Delphine, assise en face de Claude, sirote son thé en attendant que Fabrice et Amandine terminent de ranger leurs jouets avant de partir.

─ Ils n’ont pas été trop turbulents ?

─ Oh tu sais bien que non. Je suis toujours si content de les accueillir !

─ Tiens, au fait, tu te rappelles ma copine de lycée, Caroline ?

─ Oui, je m’en souviens.

─ En réalité, nous sommes toujours restées en contact. Et bien, elle est revenue dans la région et elle ouvre son café littéraire à deux rues d’ici avec son mari. Elle m’a invitée à l’inauguration. Stéphanie aussi a été invitée. Elle me l’a dit hier au téléphone. Tu viendras avec nous ? Caroline a insisté sur le fait que ce sera très convivial, très familial. Elle a réussi à y réunir son frère et sa sœur les globe-trotters.

─ Pourquoi les globe-trotters ?

─ Et bien, Aurélie parcourt le monde pour suivre son ami Sébastien, qui est ornithologue, à la recherche des espèces d’oiseaux inconnues. Et Benoît travaille à Paris mais il se déplace très souvent sur tous les salons internationaux : il se passionne pour toutes les nouveautés technologiques propres à améliorer notre quotidien. Il assure que c’est le début d’une ère nouvelle. Selon lui, personne n’y échappera.

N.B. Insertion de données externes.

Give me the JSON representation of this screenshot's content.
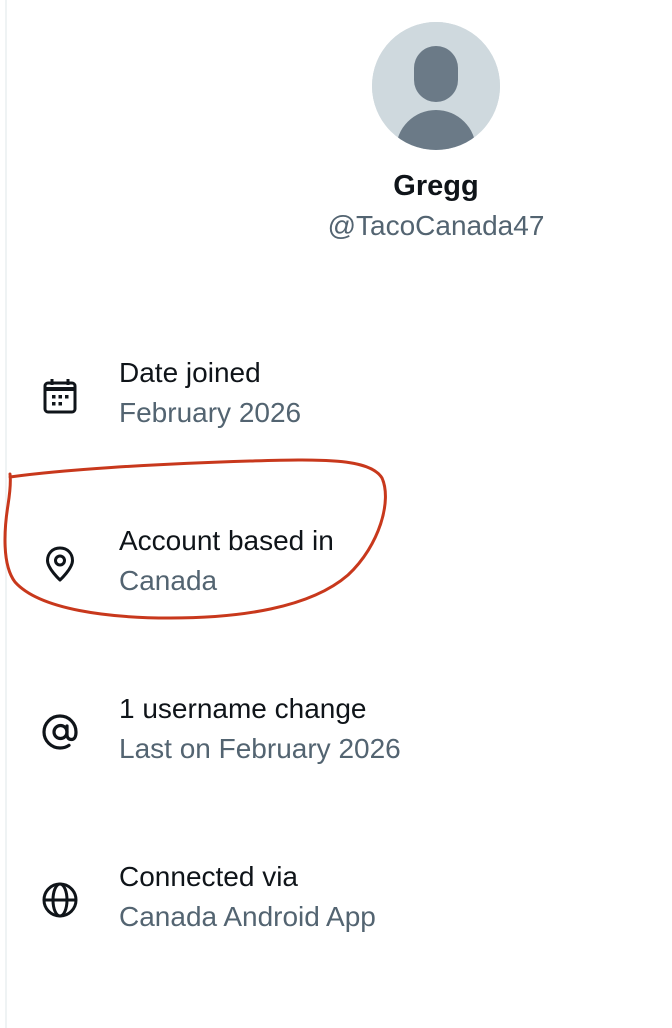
{
  "profile": {
    "display_name": "Gregg",
    "handle": "@TacoCanada47",
    "avatar_icon": "default-avatar-icon"
  },
  "info_items": [
    {
      "icon": "calendar-icon",
      "label": "Date joined",
      "value": "February 2026"
    },
    {
      "icon": "location-pin-icon",
      "label": "Account based in",
      "value": "Canada"
    },
    {
      "icon": "at-sign-icon",
      "label": "1 username change",
      "value": "Last on February 2026"
    },
    {
      "icon": "globe-icon",
      "label": "Connected via",
      "value": "Canada Android App"
    }
  ],
  "colors": {
    "primary_text": "#0f1419",
    "secondary_text": "#536471",
    "avatar_bg": "#cfd9de",
    "avatar_figure": "#6b7a87",
    "annotation_stroke": "#c8381c"
  }
}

─ Il y a déjà longtemps, vous étiez souvent les uns chez les autres, durant vos années de lycée. Je trouvais ces jeunes très intéressants et j’aimais bien que vous les fréquentiez. Mais leurs parents sont séparés, je crois.

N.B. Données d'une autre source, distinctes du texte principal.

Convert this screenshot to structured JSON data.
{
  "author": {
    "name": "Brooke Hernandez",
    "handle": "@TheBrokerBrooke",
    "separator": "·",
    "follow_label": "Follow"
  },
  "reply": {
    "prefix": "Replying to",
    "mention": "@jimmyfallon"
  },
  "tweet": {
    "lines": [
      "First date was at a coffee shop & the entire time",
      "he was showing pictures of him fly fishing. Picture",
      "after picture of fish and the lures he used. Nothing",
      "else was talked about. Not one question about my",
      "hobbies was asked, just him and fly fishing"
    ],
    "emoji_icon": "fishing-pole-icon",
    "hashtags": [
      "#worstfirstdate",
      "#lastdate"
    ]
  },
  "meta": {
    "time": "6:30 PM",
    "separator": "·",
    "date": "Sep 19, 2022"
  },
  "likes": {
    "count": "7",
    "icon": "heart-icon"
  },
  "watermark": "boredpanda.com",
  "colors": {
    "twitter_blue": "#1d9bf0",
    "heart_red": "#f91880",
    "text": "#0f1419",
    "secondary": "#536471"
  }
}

─ Oui. Cela a eu lieu l’année où Caroline passait son bacc. La pauvre n’a pas pu fêter sa réussite comme les autres filles. C’est peut-être pour rattraper ce temps-là qu’elle organise cette inauguration. Bon, alors, tu viens ?

─ Pourquoi pas.

 

Élisabeth, affable, passe d’un groupe à l’autre. Elle se penche vers sa fille, interrogative. Caroline jette un regard discret vers la porte, répond à sa mère.

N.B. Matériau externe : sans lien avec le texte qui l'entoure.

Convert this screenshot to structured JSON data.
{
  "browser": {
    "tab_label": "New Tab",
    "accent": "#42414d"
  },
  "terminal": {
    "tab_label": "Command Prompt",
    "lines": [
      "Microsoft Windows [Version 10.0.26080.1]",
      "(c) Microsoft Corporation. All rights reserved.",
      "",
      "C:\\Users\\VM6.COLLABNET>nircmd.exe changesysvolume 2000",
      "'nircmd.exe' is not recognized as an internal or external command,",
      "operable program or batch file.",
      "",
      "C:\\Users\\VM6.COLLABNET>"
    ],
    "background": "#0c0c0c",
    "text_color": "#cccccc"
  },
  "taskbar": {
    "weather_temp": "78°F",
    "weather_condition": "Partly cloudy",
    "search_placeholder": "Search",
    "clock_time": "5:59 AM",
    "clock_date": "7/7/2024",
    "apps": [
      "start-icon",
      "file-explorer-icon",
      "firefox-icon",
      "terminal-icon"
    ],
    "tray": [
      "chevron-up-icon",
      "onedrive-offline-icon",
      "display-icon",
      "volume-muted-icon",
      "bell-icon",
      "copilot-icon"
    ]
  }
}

Claude est arrivé avant Stéphanie et Delphine. Il ne reconnaît personne. Intimidé, il s’immobilise sur le seuil. Caroline, elle, l’a reconnu. Elle s’avance, se présente, passe son bras sous le sien. Elle le conduit auprès des autres. Comme tous ces jeunes ont changé !

─ Vous connaissez ma mère : elle venait nous chercher chez vous quand Delphine et Stéphanie nous invitaient.

Élisabeth, souriante, lui tend la main. Il la salue, étonné. Il se rappelait une petite femme effacée, toujours vêtue de gris et de noir, coiffée à la va-vite. Le voici en présence d’une personne élégante, sûre d’elle, qui l’entraîne vers le buffet. Il saisit un verre de champagne, le lui offre, en prend un autre :

─ Je porte un toast à la réussite de nos enfants. Bravo pour cette petite cérémonie.

─ Merci. Je suis heureuse pour Caroline et son mari : c’est un succès. Je souhaite que leur avenir soit à l’image de cette soirée.

Claude se sent de nouveau jeune. Il s’étonne de l’émoi qui monte soudain en lui. Il croyait son cœur éteint en même temps que celui de Françoise. Il s’enhardit.

─ Que penseriez-vous si je vous invitais au concert ? La semaine prochaine, l’orchestre philharmonique de Berlin interprétera des œuvres de Beethoven et de Mahler à l’auditorium.

─ Je penserais que c’est une charmante idée !

 ***

Élisabeth et Claude ont élu domicile dans la maison d’Élisabeth. La crémaillère sera pendue en ce début de juillet. Pour l’occasion, les petits enfants, porteurs d’espoir, promesse d’avenir, seront gâtés. Élisabeth et Claude ont pris grand plaisir à choisir avec soin chaque cadeau.

« Défaites vos paquets ! »

La fête est à son comble.

Au signal, les petites mains potelées, telles les abeilles affairées sur les lavandes d’été, s’agitent au-dessus des paquets. Bruissements de papier froissé, déchiré. Cris aigus, brefs, joyeux. Exclamations étonnées, enchantées. Sophie, Julien, Amandine et Fabrice manifestent bruyamment leur plaisir.

Regards attendris, les aînés sourient devant le bonheur rayonnant des enfants.

La pendaison de la crémaillère, symbole de l’établissement d’un nouveau foyer, réunit aujourd’hui toute la famille autour d’Élisabeth et de Claude.

C’est une belle fête, défaite des années sombres.